We had originally thought about ttc later on this year for a third little one, but we are kinda going off by the idea, i personally could fall pregnant again in a heartbeat cause i loved carrying our girls, but we are wanting them just to have time together rather than another little one coming along so soon.

what would be a better age gap do you all think to have between my girls and the third little one? i would like it so, they would realise what is going on, (like with the pregnancy) but i would not want to much of an age gap.

i hope this message is clear enough, i will add on details if need be.
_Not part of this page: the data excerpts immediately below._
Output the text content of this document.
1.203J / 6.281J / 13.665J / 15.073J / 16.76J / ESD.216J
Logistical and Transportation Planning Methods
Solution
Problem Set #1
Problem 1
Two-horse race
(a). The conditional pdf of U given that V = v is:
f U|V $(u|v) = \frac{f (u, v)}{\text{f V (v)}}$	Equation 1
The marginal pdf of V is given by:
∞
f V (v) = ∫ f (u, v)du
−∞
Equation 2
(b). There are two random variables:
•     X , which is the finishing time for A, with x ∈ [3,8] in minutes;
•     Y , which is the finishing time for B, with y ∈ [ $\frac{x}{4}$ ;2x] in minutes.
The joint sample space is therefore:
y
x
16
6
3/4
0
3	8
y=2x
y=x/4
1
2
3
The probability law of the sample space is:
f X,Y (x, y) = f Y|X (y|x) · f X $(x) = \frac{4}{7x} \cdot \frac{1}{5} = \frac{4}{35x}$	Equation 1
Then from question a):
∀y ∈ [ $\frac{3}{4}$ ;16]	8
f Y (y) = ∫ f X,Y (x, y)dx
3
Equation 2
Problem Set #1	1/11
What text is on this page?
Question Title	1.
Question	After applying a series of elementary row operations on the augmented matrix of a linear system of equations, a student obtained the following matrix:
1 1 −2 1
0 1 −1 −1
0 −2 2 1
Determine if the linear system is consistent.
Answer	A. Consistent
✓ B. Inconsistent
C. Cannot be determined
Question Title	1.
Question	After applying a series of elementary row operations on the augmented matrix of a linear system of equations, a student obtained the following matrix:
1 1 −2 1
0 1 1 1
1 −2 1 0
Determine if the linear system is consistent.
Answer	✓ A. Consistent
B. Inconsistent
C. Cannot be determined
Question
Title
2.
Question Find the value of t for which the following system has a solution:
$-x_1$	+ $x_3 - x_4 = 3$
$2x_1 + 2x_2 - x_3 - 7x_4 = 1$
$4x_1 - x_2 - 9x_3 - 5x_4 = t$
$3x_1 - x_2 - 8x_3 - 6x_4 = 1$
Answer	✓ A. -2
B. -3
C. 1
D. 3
thanks for any genuine answers xx

2007-05-31 01:44:35 · 24 answers · asked by lovelifelivelife 2 in Family & Relationships Family

24 answers

Speaking from experience, I would have the baby sooner so that she or he could be a part of the growing up process with the other two. The first two might form a bond between them and leave the third on out. I have two brothers and three sisters. They are much older than me. I didn't grow up with them and they are all close to each other. I am accepted, but don't share the same bond that they do with each other. It takes a great deal of love to help your first two children appreciate the third child. Make them a part of the experience of your pregnancy. Maybe they can help pick out the new-born's clothes or some other way. The third child born later almost becomes an only child. You might have more money for him or her by that time in your finances. This could cause jealousy. If there is plenty of love to go around, whatever you decide to do will work.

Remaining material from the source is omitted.